O major foi atingido no peito e morreu. Lacerda conduziu o filho para a segurança da garagem e voltou atirando. O agressor entra em um táxi e foge. Um guarda municipal anota a placa, permitindo o esclarecimento do crime. O dia ainda não tinha amanhecido e a Polícia já tinha ouvido o motorista e identificado o pistoleiro, que foi contratado por Climério Euribes de Almeida, da guarda pessoal do Presidente da República, Getúlio Vargas, e apontou seu fi lho, Lutero Vargas, como mandante.

A repercussão foi tamanha que Getúlio, apenas 19 dias depois do atentado, admitia se licenciar do cargo até que tudo estivesse calmo. Pressionado a renunciar, optou por uma saída dramática: suicídio. Os cinco que planejaram ou participaram do atentado a Lacerda foram todos condenados e cumpriram as penas. 63 anos depois...

Manhã de quarta-feira, 15 de novembro de 2017, também no Rio de Janeiro: uma dupla segue o carro do coronel reformado da Aeronáutica Ialdo Pimentel, que estava acompanhado da esposa. No túnel Marcello Alencar, na zona portuária, interceptam e matam o militar, e somem.

A Polícia diz que ainda não sabe se foi tentativa de assalto ou execução, nem identificou o assassino do coronel-aviador, que mesmo reformado trabalhava no Centro de Computação da Aeronáutica. Em comum, os dois casos têm como vítimas oficiais de alta patente da Aeronáutica, mas enquanto o de 1954 foi rapidamente elucidado, o atual tem tudo para virar apenas uma estatística.

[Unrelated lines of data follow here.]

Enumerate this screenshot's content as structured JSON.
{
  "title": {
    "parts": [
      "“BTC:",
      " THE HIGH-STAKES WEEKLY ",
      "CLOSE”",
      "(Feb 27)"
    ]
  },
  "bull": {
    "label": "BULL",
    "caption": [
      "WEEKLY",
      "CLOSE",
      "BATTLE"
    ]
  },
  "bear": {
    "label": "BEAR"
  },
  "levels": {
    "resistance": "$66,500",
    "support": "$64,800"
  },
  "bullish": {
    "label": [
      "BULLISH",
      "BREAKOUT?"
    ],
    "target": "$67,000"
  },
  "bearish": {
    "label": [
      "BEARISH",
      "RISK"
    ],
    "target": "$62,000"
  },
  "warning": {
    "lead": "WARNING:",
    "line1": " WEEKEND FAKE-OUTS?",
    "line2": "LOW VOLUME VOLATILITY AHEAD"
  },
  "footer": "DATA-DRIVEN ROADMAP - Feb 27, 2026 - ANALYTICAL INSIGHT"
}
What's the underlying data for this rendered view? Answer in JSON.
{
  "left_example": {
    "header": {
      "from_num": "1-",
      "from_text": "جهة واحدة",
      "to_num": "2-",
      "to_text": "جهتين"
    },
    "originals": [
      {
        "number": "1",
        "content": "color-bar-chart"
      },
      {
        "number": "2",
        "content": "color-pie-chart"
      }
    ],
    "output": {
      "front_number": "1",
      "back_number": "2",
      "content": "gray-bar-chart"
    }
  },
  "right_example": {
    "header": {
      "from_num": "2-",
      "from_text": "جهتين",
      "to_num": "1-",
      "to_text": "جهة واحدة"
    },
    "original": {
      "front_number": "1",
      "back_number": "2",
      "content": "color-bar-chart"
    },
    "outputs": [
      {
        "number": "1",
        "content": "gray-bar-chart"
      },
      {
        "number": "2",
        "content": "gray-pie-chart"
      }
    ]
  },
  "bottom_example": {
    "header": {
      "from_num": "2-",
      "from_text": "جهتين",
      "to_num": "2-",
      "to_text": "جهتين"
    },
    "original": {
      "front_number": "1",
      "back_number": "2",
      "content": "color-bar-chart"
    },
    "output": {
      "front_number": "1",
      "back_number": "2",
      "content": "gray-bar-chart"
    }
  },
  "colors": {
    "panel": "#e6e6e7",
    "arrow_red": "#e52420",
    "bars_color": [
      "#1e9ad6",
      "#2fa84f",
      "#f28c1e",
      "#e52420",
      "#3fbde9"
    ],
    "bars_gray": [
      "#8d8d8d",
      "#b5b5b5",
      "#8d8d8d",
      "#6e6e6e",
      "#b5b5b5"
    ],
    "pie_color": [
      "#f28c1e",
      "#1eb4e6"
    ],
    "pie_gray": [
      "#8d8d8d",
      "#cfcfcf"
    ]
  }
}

O crime do coronel-aviador pode não ser político, mas é resultado de políticas que privilegiam tudo, menos valores sólidos. Que brasileiro já não acompanhou, por telejornais, supostos tiroteios entre policiais e bandidos no Rio? Digo supostos, porque as únicas vítimas desses confrontos não estão entre os lados armados, mas são as atingidas por balas perdidas.

A “ineficiência” da Polícia do Rio foi exposta pelo Exército, cujos atiradores conseguiram acertar os traficantes no Complexo do Salgueiro, após serem recebidos à bala. Por isso, houve comoção. E atendendo a regra do politicamente correto, as manchetes anunciam “jovens mortos” e não “traficantes mortos”. Porte de arma de fogo de uso restrito das Forças Armadas passou a ser “crime hediondo”.

Quem já foi preso para servir de exemplo? Que brasileiro não se sente envergonhado quando, ao sediar um GP de Fórmula 1, o País vira manchete mundial não pelo que ocorreu na pista, mas por duas equipes participantes terem sido assaltadas? Estamos convivendo com um modelo que reformula o conceito de família, que é cúmplice das drogas, que rejeita os princípios religiosos, que desarma o cidadão - e não o bandido. Ao mesmo tempo, indefesos, assistimos ao extermínio da confiança no poder público de assegurar a paz prometida. Até quando estaremos pacientemente aguardando por soluções supostamente democráticas? Até quando?